Celebrating Yoga Shanti’s 25th anniversary in the back of the studio last week were Colleen Seidman-Yee, second from the left in the back row, Carla Gargano in blue, Gina Anastasio in orange, Stacey Kiratsos in white and Sarah Halweil doing cartwheels in the front row.
Colleen Seidman Yeh, owner of Yoga Shanti in Sag Harbor, who celebrated her 25th anniversary last week with a kind of block party behind her Bridge Street studio, took her first yoga class in 1984. “I walked out onto Broadway and everything felt special. I was filled with awe. Something magical happened, and I’ve been trying to bring that feeling back into my body ever since.”
The reason she was taking boxing classes was because she lost a coin toss: “If I had won, my roommate would have gone to boxing classes with me.” She wisely quit boxing after taking a punch that broke her ribs.
She has pursued that feeling and shared it with countless others.
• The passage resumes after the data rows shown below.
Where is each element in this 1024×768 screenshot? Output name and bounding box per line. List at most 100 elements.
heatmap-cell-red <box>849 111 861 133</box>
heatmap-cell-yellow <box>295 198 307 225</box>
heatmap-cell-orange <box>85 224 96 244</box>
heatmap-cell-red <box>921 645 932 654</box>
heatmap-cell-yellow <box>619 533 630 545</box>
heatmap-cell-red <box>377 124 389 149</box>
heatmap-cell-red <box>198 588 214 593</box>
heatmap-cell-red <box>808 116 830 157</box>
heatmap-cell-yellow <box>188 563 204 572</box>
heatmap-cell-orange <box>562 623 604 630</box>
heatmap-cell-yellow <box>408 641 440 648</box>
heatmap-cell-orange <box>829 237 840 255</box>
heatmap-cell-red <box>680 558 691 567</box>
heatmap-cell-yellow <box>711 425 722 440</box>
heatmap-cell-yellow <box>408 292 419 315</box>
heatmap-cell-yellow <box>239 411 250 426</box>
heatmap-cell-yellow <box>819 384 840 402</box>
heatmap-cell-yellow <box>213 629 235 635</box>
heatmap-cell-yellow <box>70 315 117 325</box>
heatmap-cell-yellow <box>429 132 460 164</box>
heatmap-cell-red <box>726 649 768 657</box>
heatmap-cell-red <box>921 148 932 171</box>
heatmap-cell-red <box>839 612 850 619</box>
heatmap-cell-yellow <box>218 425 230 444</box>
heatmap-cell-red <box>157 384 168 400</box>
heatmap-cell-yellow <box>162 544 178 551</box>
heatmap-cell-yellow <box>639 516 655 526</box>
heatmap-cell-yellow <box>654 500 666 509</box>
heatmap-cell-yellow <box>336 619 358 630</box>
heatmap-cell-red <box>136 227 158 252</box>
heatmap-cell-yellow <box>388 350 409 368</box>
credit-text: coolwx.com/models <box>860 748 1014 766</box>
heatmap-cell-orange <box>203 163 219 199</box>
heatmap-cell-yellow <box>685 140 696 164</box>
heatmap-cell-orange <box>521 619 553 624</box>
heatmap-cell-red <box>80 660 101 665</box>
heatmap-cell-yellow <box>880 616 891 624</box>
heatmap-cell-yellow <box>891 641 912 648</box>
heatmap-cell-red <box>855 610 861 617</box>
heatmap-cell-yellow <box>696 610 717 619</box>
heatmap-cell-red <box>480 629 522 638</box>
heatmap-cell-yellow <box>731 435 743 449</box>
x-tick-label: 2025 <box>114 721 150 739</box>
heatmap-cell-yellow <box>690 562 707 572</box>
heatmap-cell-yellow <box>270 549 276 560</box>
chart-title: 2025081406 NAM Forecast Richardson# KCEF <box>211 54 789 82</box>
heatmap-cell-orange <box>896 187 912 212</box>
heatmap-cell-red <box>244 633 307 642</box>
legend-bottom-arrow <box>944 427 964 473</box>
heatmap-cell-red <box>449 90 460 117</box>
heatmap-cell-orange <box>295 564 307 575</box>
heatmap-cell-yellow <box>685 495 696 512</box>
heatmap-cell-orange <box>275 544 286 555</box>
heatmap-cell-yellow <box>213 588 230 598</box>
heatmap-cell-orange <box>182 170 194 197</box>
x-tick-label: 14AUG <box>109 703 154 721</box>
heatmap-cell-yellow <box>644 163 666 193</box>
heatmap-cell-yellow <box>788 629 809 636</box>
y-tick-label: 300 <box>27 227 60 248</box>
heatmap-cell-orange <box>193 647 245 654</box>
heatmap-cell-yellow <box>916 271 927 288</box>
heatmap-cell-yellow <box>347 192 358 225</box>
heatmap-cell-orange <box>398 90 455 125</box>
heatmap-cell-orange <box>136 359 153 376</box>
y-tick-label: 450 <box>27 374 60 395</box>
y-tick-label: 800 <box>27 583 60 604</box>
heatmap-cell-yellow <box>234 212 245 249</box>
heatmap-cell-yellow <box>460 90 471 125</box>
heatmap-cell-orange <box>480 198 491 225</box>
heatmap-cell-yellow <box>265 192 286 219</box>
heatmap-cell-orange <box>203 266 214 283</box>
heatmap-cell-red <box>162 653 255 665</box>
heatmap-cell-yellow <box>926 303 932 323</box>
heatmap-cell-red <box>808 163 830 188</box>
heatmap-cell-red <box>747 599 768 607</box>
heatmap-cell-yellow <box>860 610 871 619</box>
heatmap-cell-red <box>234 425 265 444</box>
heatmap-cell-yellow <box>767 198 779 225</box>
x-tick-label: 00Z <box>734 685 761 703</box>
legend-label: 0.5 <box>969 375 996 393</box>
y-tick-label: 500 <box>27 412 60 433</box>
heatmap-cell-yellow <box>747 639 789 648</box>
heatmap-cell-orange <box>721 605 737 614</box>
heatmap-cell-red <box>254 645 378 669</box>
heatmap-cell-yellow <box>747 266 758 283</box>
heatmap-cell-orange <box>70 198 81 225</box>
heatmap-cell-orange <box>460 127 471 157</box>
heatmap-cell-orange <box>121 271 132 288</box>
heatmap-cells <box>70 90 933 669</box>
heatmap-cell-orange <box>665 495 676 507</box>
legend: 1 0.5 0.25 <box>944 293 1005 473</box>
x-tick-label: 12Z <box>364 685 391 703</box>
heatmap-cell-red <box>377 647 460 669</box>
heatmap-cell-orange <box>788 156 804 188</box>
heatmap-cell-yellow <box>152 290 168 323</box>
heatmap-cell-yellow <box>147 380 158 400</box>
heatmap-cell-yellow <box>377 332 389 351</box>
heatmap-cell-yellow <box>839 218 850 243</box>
In 1999, on a whim, she opened Yoga Shanti with Jessica Belofatto. “I said, ‘Hey, do you want to open a yoga studio?’ and she said, ‘Sure!’ We went to an ATM, withdrew $500 each, and started the studio. I was an inexperienced teacher. I had no qualifications to open a yoga studio.”
From a two-bedroom apartment above Murph’s Tavern where they taught down the hall (max capacity 60 sq ft, $12 drop-in), to a studio behind Kites of the Harbor (max capacity 100 sq ft, windowless, pitch-black savasana — “people would be outside, snoring”), and finally to their first storefront on Washington Street (max capacity 45 people, but tiny) until they split up around 2007.
In 2009, Sideman Yee was strolling down the back of Main Street when she saw the building under construction. “The inside was still unfinished. I was able to create my dream studio.” She painted the ceiling gold and the walls orange. The light-spangled molding was carved by Springs artists Bill Stewart and Anne Fristoe. It could accommodate 72 students, “mat to mat.”
Sideman Yee’s husband, Rodney Yee (who she jokes married in 2006 “after an affair and some rough sex”), joined the teaching staff in 2009. “Sag Harbor is strangely contagious, but mostly because of Colleen. I’d be somewhere else if it weren’t for her,” he said. “Yoga Shanti is close to her soul and I witness that firsthand every day. I’m so happy to be a part of her dream and to bring the yoga knowledge that I have to be a part of this community.”
The studio’s altar was created by Saidman Yi’s son-in-law, Evan Yee. Its corners are adorned with photos of gurus, religious leaders and even Bob Dylan. “It’s a collection of people who have influenced my practice,” she says. “It’s a path to deeper self-study.” Hidden high up and out of sight is a funeral card for Saidman Yi’s mother. “She’s always with me.”
There were good times. Classes were always full in the building that had become a de facto community center for many. But there were also bad times. “COVID was bad. On March 17, 2020, our income stopped. We started struggling to make ends meet.” There were classes on Zoom, Facebook, on the church lawn and finally in Mashasimyet Park. “We had loads to do every morning. There was goose poop and everyone wore masks, even outdoors. We didn’t mind because we were so happy to be able to practice in person again.”
“COVID has changed people’s perceptions. I don’t even know if I want to cram 72 people into a room again. But we’re going to bounce back this summer and open as full as we can.”
Though a lot has changed in 25 years, the yoga community and many of the studio’s instructors have remained remarkably stable. “I’m 82 and I can still walk, and that’s part of what yoga means to me,” says Esther Newberg, an early student of Saidman Yi’s. “Colleen has a way of reading the audience. I’ve never felt like yoga was trash.”
“When I start a class, everyone is talking so loudly that I can’t even start. I’m so happy. There were times when I wasn’t sure if the studio would be able to stay open, but I saw people in town saying the studio saved them during dark times. That’s why we’re hanging in there,” Saidman Yee said.
“We just graduated 28 instructors,” according to the program, of which thousands have graduated since it began in 2003. “Twenty of them are under 30. It’s inspiring to see these young people want to do more than just get fit. It means a lot that the students want to learn from these two old men. I was so innocent and naive when I opened the studio. I never knew how much it would fill my soul.”